Who is the Boss?
The answer to the question "who is the boss?" in the relationship between a physician and the patient was a no-brainer up until 20-40 years ago -- it was the physician. The physician was the party educated in medicine and medical treatment and it was the patient who was the recipient of the results of that education. Nothing more..nothing less. A patient called upon a physician for diagnosis and treatment and it was mainly the physician who made the decisions and then offered them to the patient for final approval. The approval process was not so much based on patient education on the issue but more based on trust. Society looks back on this relationship and now calls it "physician paternalism"-- the physician acting in medical matters as the parent of the patient.
Much has changed in the past few decades. With the development of consumerism and with the associated greater education of the public into matters medical there has been a pressure to deminish the strength of physician paternalism. In addition, there has arisen the discipline of medical bioethics which has come forth with principles of ethical behavior in medicine and particularly stressing one principle -- patient autonomy-- the patient has the right and duty to make their own educated decisions about their own healthcare. Together, consumerism and bioethics have led to a change in the doctor-patient relationship from paternalism to patient autonomy. The question arises as to whether this has been a change to improve medical care in the latter 20th and now 21st century or whether the change is detrimental. Patient autonomy has been associated with guidelines and laws to make the physician responsible for assuring that the patient is as best informed about what decisions are available for the condition and informed about the details of benefit and risk with each of the decisions. The physician may suggest a course but finally it becomes the patient to make an informed decision for the patient's own healthcare for which the physician may follow. Patient autonomy suggests that patients may, through education from sources beyond the physician, request courses which the physician wouldn't offer or might be even against standard medical practice. This patient behavior would either produce an unproductive tension between the parties or if the physician "gave in" might lead to unnecessary expense or unnecessary patient harm.
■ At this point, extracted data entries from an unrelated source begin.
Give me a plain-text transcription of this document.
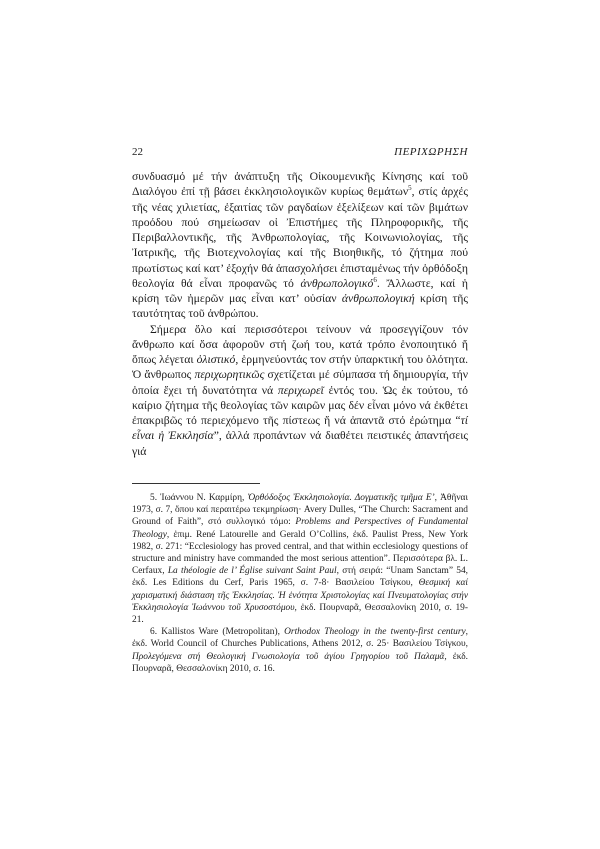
22	ΠΕΡΙΧΩΡΗΣΗ

συνδυασμό μέ τήν ἀνάπτυξη τῆς Οἰκουμενικῆς Κίνησης καί τοῦ Διαλόγου ἐπί τῇ βάσει ἐκκλησιολογικῶν κυρίως θεμάτων$^5$, στίς ἀρχές τῆς νέας χιλιετίας, ἐξαιτίας τῶν ραγδαίων ἐξελίξεων καί τῶν βιμάτων προόδου πού σημείωσαν οἱ Ἐπιστήμες τῆς Πληροφορικῆς, τῆς Περιβαλλοντικῆς, τῆς Ἀνθρωπολογίας, τῆς Κοινωνιολογίας, τῆς Ἰατρικῆς, τῆς Βιοτεχνολογίας καί τῆς Βιοηθικῆς, τό ζήτημα πού πρωτίστως καί κατ’ ἐξοχήν θά ἀπασχολήσει ἐπισταμένως τήν ὀρθόδοξη θεολογία θά εἶναι προφανῶς τό ἀνθρωπολογικό$^6$. Ἄλλωστε, καί ἡ κρίση τῶν ἡμερῶν μας εἶναι κατ’ οὐσίαν ἀνθρωπολογική κρίση τῆς ταυτότητας τοῦ ἀνθρώπου.

Σήμερα ὅλο καί περισσότεροι τείνουν νά προσεγγίζουν τόν ἄνθρωπο καί ὅσα ἀφοροῦν στή ζωή του, κατά τρόπο ἑνοποιητικό ἤ ὅπως λέγεται ὁλιστικό, ἑρμηνεύοντάς τον στήν ὑπαρκτική του ὁλότητα. Ὁ ἄνθρωπος περιχωρητικῶς σχετίζεται μέ σύμπασα τή δημιουργία, τήν ὁποία ἔχει τή δυνατότητα νά περιχωρεῖ ἐντός του. Ὡς ἐκ τούτου, τό καίριο ζήτημα τῆς θεολογίας τῶν καιρῶν μας δέν εἶναι μόνο νά ἐκθέτει ἐπακριβῶς τό περιεχόμενο τῆς πίστεως ἤ νά ἀπαντᾶ στό ἐρώτημα “τί εἶναι ἡ Ἐκκλησία”, ἀλλά προπάντων νά διαθέτει πειστικές ἀπαντήσεις γιά

5. Ἰωάννου Ν. Καρμίρη, Ὀρθόδοξος Ἐκκλησιολογία. Δογματικῆς τμῆμα Ε’, Ἀθῆναι 1973, σ. 7, ὅπου καί περαιτέρω τεκμηρίωση· Avery Dulles, “The Church: Sacrament and Ground of Faith”, στό συλλογικό τόμο: Problems and Perspectives of Fundamental Theology, ἐπιμ. René Latourelle and Gerald O’Collins, ἐκδ. Paulist Press, New York 1982, σ. 271: “Ecclesiology has proved central, and that within ecclesiology questions of structure and ministry have commanded the most serious attention”. Περισσότερα βλ. L. Cerfaux, La théologie de l’ Église suivant Saint Paul, στή σειρά: “Unam Sanctam” 54, ἐκδ. Les Editions du Cerf, Paris 1965, σ. 7-8· Βασιλείου Τσίγκου, Θεσμική καί χαρισματική διάσταση τῆς Ἐκκλησίας. Ἡ ἑνότητα Χριστολογίας καί Πνευματολογίας στήν Ἐκκλησιολογία Ἰωάννου τοῦ Χρυσοστόμου, ἐκδ. Πουρναρᾶ, Θεσσαλονίκη 2010, σ. 19-21.

6. Kallistos Ware (Metropolitan), Orthodox Theology in the twenty-first century, ἐκδ. World Council of Churches Publications, Athens 2012, σ. 25· Βασιλείου Τσίγκου, Προλεγόμενα στή Θεολογική Γνωσιολογία τοῦ ἁγίου Γρηγορίου τοῦ Παλαμᾶ, ἐκδ. Πουρναρᾶ, Θεσσαλονίκη 2010, σ. 16.
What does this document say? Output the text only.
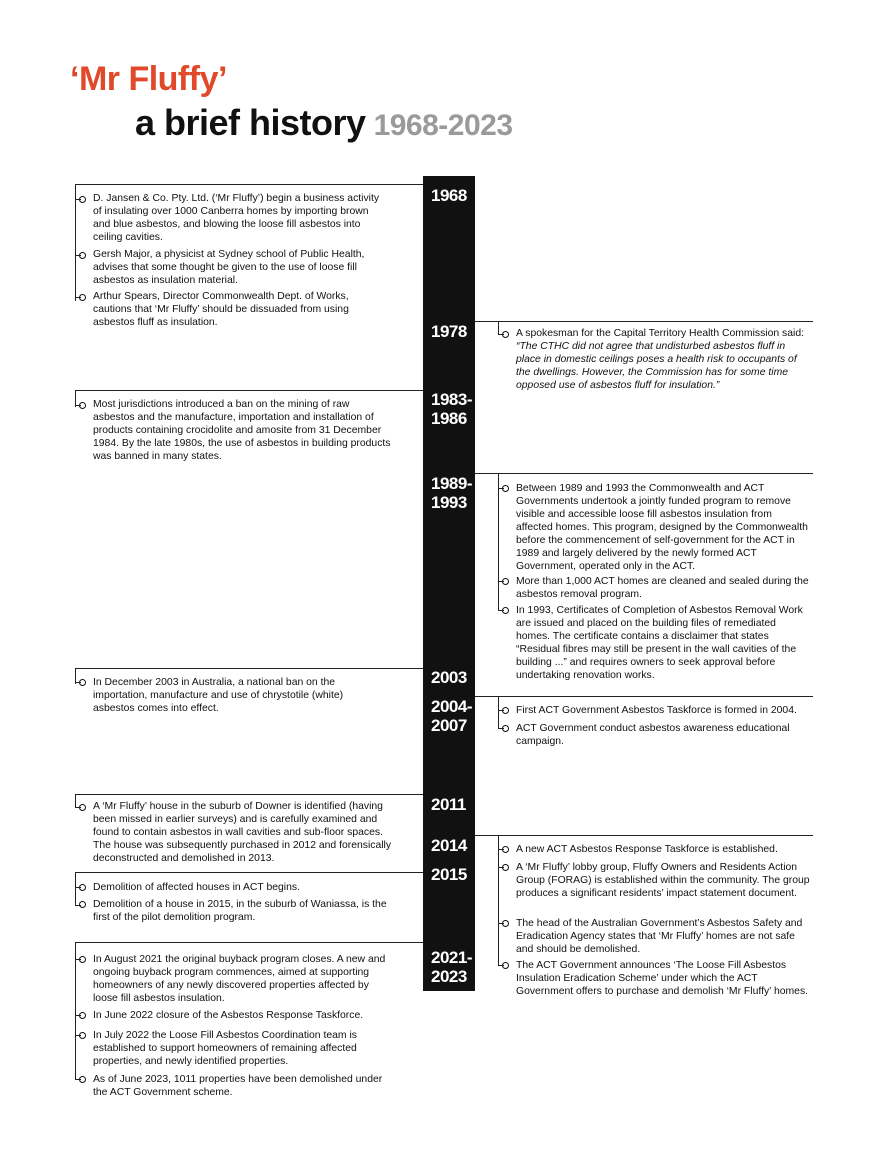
‘Mr Fluffy’
a brief history 1968-2023
1968
1978
1983-
1986
1989-
1993
2003
2004-
2007
2011
2014
2015
2021-
2023
D. Jansen & Co. Pty. Ltd. (‘Mr Fluffy’) begin a business activity of insulating over 1000 Canberra homes by importing brown and blue asbestos, and blowing the loose fill asbestos into ceiling cavities.
Gersh Major, a physicist at Sydney school of Public Health, advises that some thought be given to the use of loose fill asbestos as insulation material.
Arthur Spears, Director Commonwealth Dept. of Works, cautions that ‘Mr Fluffy’ should be dissuaded from using asbestos fluff as insulation.
Most jurisdictions introduced a ban on the mining of raw asbestos and the manufacture, importation and installation of products containing crocidolite and amosite from 31 December 1984. By the late 1980s, the use of asbestos in building products was banned in many states.
In December 2003 in Australia, a national ban on the importation, manufacture and use of chrystotile (white) asbestos comes into effect.
A ‘Mr Fluffy’ house in the suburb of Downer is identified (having been missed in earlier surveys) and is carefully examined and found to contain asbestos in wall cavities and sub-floor spaces. The house was subsequently purchased in 2012 and forensically deconstructed and demolished in 2013.
Demolition of affected houses in ACT begins.
Demolition of a house in 2015, in the suburb of Waniassa, is the first of the pilot demolition program.
In August 2021 the original buyback program closes. A new and ongoing buyback program commences, aimed at supporting homeowners of any newly discovered properties affected by loose fill asbestos insulation.
In June 2022 closure of the Asbestos Response Taskforce.
In July 2022 the Loose Fill Asbestos Coordination team is established to support homeowners of remaining affected properties, and newly identified properties.
As of June 2023, 1011 properties have been demolished under the ACT Government scheme.
A spokesman for the Capital Territory Health Commission said:
“The CTHC did not agree that undisturbed asbestos fluff in place in domestic ceilings poses a health risk to occupants of the dwellings. However, the Commission has for some time opposed use of asbestos fluff for insulation.”
Between 1989 and 1993 the Commonwealth and ACT Governments undertook a jointly funded program to remove visible and accessible loose fill asbestos insulation from affected homes. This program, designed by the Commonwealth before the commencement of self-government for the ACT in 1989 and largely delivered by the newly formed ACT Government, operated only in the ACT.
More than 1,000 ACT homes are cleaned and sealed during the asbestos removal program.
In 1993, Certificates of Completion of Asbestos Removal Work are issued and placed on the building files of remediated homes. The certificate contains a disclaimer that states “Residual fibres may still be present in the wall cavities of the building ...” and requires owners to seek approval before undertaking renovation works.
First ACT Government Asbestos Taskforce is formed in 2004.
ACT Government conduct asbestos awareness educational campaign.
A new ACT Asbestos Response Taskforce is established.
A ‘Mr Fluffy’ lobby group, Fluffy Owners and Residents Action Group (FORAG) is established within the community. The group produces a significant residents’ impact statement document.
The head of the Australian Government’s Asbestos Safety and Eradication Agency states that ‘Mr Fluffy’ homes are not safe and should be demolished.
The ACT Government announces ‘The Loose Fill Asbestos Insulation Eradication Scheme’ under which the ACT Government offers to purchase and demolish ‘Mr Fluffy’ homes.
Before I go any further in this discussion of "who is the boss?", I would ask my blog visitors who are old enough to have experienced medical care during the "paternalistic" era as well as now in the "patient autonomy" period to make a comparison of how one felt about this change. Do you recognize any differences in your relationship to your doctors or in decision-making? In which era did you feel the most comfortable or satisfied? I realize that much has changed also between then and now including different doctors, HMOs, procedures and treatment which might affect your answer but let me know what you think. What relationship between doctor and patient do you think should be the most appropriate for the best in medical care?..Maurice.